I whipped my head towards him. I had completely forgotten! And we are getting married...

I'm supposed to be agreeing with his death but suddenly, I'd rather keep him alive than dead.

"I knew you'd have second thoughts about this," he sighed as he removed a small pocket knife from his back pocket and handed it to me.

"You're remaining with 7 days," he whispered as he placed it in my palm. "Deadline's the same day as your wedding, you have to take the chance."

I stared at him with a hallow feeling in my head. I had to sacrifice Grey's life for mine?

"I..."

"Emily," I glanced over my shoulder only to see a girl wearing a maiden's uniform. "Oh sorry! I mean Luna!"

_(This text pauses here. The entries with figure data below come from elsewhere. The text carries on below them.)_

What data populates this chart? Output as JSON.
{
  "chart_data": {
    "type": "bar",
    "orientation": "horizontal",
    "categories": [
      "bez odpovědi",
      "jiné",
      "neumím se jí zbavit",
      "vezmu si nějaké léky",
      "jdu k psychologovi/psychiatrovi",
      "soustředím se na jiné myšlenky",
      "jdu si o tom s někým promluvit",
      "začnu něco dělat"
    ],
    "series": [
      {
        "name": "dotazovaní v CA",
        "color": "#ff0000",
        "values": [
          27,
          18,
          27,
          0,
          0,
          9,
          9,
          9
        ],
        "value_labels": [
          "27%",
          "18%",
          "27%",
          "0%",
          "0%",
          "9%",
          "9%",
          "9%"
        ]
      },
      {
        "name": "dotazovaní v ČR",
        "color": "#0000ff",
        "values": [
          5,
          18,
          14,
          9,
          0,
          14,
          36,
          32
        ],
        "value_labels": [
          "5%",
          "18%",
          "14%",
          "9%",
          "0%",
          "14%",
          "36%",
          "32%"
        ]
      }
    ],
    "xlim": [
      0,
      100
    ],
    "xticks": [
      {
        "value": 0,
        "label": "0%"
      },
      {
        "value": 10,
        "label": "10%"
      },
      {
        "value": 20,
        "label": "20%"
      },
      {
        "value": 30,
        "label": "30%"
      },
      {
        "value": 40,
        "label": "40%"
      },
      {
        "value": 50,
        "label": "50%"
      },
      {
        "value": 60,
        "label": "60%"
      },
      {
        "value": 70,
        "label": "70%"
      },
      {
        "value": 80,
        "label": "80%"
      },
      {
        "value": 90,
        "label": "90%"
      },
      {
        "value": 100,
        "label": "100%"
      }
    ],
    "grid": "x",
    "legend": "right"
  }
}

I glanced back only to realise Green-eyes was gone. I sighed and covered the knife with my palms hiding it from her.

"Yes?" I turned at her and for a brief moment she glanced down at my palms. I cleared my throat and she glanced back at my eyes, chiding to ignore the question she had in mind.

"Oh... Dinner's ready," she said then looked back at my palms for a second before leaving.